Ok, after some searching I have probably found a reason why it is totally ok to use Fresnel in the microfacet model.

My problem was low reflectance when looking from 0° grazing angle and as I said I used IOR 1 for the air and 1.33 for the objects. This was a big mistake.

When you create a graph of Schlick approximation for IOR = 1.33 your lower limit is 0.02. But this is only true for materials with IOR of 1.33 such as glass. When I look at this page that shows IOR of different material and you find for a section for a 3D artist you can see that IOR for metal is 3.17. Plugging this into the equation your lower limit becomes 0.27. That's 10 times more!!!

Even more fascinating is a fact that when you scroll down you can find "Reflection calculate". This outputs a function of reflectance (use non-polarized light) which I need. It is quite strange that Schlick approximation results in almost exactly the same function as on the website for glass, but when I use IOR = 3.17 from iron it is waaayyy off.
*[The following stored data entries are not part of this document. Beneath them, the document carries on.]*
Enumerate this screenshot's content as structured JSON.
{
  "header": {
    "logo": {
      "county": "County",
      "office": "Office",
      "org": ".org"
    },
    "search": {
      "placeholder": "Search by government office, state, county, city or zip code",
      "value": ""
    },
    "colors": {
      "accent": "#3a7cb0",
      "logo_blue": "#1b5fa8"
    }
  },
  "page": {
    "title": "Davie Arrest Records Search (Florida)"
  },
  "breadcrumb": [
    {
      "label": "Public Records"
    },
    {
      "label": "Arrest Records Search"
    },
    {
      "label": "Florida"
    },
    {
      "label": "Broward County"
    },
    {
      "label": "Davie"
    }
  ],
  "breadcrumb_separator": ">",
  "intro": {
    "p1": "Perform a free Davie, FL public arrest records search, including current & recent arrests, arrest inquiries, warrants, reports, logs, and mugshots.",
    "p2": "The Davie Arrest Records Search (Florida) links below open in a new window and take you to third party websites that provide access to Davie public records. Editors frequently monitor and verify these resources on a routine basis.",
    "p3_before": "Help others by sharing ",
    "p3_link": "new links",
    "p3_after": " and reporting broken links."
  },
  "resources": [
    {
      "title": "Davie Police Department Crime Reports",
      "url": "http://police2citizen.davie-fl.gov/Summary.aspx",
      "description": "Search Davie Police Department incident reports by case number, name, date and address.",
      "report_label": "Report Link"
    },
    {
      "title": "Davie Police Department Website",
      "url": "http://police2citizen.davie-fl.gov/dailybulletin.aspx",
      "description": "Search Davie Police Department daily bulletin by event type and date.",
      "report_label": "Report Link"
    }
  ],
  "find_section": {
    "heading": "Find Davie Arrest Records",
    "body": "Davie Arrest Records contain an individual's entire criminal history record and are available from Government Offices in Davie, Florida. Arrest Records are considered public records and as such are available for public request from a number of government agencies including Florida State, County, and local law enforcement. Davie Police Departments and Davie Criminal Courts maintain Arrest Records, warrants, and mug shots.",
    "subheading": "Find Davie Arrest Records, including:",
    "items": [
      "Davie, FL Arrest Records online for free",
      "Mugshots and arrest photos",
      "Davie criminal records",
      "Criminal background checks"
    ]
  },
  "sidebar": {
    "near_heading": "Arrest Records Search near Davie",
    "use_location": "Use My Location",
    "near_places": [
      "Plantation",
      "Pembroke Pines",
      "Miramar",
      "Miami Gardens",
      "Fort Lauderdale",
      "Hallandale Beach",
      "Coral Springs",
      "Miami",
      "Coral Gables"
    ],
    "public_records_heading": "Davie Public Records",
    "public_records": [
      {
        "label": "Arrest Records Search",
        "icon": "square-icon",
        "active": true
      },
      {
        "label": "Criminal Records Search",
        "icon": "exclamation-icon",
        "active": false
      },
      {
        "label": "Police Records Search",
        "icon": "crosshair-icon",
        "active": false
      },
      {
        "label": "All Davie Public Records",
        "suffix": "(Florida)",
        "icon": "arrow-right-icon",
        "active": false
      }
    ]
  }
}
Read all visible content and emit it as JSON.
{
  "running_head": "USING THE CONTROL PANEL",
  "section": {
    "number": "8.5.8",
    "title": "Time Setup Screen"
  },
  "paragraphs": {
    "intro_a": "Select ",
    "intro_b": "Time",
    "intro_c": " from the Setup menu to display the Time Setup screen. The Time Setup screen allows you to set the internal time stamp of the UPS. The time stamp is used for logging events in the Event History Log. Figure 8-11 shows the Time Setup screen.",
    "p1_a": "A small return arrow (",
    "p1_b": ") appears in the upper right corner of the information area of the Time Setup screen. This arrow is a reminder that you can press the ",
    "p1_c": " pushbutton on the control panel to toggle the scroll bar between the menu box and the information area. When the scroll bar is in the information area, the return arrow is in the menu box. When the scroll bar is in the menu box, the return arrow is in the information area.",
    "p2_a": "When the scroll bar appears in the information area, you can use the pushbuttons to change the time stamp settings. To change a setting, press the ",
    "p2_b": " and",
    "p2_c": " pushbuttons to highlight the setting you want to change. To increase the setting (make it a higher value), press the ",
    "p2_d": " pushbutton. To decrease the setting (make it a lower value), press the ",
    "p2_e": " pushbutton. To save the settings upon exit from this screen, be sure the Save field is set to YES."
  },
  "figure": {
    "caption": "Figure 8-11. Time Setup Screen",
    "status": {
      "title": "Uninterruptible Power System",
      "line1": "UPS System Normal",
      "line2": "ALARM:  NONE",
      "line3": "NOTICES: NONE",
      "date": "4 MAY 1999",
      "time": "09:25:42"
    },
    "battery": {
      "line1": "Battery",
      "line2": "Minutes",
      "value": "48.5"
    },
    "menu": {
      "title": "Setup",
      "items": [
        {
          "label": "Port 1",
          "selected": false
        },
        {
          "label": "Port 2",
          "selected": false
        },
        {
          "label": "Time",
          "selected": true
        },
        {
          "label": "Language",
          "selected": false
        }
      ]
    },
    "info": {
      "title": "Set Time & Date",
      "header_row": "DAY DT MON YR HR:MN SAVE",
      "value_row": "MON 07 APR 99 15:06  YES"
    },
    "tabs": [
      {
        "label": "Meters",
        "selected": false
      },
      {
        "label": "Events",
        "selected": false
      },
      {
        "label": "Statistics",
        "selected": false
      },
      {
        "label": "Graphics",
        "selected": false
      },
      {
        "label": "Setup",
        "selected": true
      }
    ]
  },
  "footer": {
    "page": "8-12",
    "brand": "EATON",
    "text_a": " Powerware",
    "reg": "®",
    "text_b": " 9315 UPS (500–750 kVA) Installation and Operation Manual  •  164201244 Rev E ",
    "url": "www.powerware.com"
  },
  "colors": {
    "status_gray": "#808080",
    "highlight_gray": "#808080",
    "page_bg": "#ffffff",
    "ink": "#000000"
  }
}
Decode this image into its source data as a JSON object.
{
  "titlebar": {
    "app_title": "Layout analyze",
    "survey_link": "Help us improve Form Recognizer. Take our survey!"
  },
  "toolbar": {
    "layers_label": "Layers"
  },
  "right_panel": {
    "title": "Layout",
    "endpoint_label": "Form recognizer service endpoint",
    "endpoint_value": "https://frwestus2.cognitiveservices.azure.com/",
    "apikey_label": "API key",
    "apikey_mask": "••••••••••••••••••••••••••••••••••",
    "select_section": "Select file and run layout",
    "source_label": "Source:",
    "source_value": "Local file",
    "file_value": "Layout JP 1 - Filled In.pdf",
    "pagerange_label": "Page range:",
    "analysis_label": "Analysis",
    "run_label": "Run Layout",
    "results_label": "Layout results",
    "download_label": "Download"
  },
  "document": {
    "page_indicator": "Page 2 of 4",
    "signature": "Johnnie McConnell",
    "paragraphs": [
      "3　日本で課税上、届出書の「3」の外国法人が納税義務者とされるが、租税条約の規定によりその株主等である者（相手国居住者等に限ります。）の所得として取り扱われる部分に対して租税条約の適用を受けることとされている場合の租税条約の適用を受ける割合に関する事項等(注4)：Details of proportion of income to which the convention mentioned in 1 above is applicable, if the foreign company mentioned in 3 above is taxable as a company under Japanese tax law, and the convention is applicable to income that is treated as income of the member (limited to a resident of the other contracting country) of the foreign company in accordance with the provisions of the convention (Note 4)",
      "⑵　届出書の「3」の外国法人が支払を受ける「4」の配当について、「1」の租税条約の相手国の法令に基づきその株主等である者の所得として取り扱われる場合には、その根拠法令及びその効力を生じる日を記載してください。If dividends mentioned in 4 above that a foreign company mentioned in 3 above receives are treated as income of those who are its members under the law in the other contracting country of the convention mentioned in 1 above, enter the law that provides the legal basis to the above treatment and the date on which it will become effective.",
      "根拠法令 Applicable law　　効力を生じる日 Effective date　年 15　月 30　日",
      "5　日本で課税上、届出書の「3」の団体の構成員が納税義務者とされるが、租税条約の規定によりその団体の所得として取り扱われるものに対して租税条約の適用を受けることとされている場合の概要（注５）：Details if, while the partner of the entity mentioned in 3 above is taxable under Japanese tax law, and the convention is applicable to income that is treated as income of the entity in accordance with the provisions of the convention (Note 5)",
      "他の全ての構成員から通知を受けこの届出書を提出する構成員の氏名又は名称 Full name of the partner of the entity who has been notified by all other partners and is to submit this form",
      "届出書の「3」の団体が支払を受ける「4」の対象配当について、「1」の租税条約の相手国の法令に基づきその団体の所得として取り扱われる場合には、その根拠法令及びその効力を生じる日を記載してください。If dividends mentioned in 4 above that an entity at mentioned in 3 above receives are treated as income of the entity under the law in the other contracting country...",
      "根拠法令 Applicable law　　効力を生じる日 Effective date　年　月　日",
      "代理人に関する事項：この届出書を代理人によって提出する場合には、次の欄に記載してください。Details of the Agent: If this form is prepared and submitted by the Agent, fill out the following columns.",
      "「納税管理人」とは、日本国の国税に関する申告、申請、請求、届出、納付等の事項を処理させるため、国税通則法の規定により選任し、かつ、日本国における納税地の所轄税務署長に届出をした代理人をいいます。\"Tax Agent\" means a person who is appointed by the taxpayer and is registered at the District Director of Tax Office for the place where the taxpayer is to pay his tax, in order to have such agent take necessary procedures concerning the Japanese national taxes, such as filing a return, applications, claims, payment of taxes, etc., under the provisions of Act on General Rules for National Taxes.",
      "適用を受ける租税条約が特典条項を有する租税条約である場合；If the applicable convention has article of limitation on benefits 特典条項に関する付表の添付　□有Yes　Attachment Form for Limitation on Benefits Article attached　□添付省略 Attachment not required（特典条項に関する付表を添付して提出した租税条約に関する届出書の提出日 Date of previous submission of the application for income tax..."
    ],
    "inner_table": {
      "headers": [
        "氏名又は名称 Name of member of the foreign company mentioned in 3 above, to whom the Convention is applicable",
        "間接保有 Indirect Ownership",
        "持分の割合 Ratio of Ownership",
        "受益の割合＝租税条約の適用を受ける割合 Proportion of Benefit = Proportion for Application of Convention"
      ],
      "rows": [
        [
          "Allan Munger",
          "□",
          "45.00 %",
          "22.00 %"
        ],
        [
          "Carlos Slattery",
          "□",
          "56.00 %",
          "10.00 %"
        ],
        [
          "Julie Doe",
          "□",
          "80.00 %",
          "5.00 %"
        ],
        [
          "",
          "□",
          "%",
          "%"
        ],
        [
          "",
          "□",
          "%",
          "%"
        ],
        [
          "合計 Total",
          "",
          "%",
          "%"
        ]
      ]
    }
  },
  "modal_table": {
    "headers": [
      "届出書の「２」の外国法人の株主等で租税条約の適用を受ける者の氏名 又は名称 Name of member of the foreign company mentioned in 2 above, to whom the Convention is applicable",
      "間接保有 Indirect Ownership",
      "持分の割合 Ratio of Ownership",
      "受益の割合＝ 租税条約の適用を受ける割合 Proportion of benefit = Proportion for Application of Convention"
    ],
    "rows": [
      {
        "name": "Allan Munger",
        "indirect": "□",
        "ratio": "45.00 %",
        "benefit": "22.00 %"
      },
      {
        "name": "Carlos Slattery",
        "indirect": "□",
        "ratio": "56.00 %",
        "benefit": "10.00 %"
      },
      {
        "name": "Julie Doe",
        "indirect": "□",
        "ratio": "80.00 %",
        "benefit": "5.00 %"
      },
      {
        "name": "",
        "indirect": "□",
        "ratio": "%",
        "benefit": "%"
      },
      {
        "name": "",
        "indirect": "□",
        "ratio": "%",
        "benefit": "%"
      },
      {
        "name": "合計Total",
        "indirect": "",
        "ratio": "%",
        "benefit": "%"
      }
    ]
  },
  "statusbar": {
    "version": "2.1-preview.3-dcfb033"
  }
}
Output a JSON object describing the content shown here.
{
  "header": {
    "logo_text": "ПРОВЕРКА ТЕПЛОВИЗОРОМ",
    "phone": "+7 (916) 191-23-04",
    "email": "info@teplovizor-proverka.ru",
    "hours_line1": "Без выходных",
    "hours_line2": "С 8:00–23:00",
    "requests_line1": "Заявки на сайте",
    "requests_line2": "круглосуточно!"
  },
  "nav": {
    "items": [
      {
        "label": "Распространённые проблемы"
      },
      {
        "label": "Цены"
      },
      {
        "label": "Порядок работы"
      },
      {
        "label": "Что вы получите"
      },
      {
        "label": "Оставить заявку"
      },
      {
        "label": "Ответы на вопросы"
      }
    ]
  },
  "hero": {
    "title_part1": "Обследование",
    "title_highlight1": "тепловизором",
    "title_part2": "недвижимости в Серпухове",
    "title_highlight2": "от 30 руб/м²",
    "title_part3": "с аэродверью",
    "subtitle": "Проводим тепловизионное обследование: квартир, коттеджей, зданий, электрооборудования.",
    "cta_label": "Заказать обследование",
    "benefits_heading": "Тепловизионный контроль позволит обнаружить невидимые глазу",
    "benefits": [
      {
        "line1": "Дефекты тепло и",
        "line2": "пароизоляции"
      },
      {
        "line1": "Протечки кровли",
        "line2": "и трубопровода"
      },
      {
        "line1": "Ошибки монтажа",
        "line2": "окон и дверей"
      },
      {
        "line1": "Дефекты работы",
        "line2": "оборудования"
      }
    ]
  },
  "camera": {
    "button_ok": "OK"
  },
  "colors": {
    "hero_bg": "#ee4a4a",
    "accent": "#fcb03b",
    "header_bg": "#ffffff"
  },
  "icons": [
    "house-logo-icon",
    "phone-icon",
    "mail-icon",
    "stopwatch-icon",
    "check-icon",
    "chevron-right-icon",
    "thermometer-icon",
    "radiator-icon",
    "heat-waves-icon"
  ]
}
The smallest reflectance should be 0.7688 by the website.

This means that the only thing I have to do is to find a more accurate function for F component (stop using Schick approximation) and use real IOR of materials. Simply said, "walls are not from water, most of the time" :D

Please tell me if I am wrong here... again.

UPDATE:

I found this page. It explains everything you need to know about the Fresnel effect. Most importantly it cares about both dielectrics and metals.

Here is a simplified version:

Use Schlick approximation every time, but instead of calculation F0 = [(n1-n2)/(n1+n2)]^2 use your own value. If you want accurate reflection then look on the website and for F0 choose reflectance at 0°. It is a sort of a baseline. This isn't much important for dielectric (IOR up to 1.5), where base form Schlick approximation works so be free to use the equation above.

Be careful about metallic materials. Fresnel effect depends on the wavelength of light so there will be different values of R, G a B.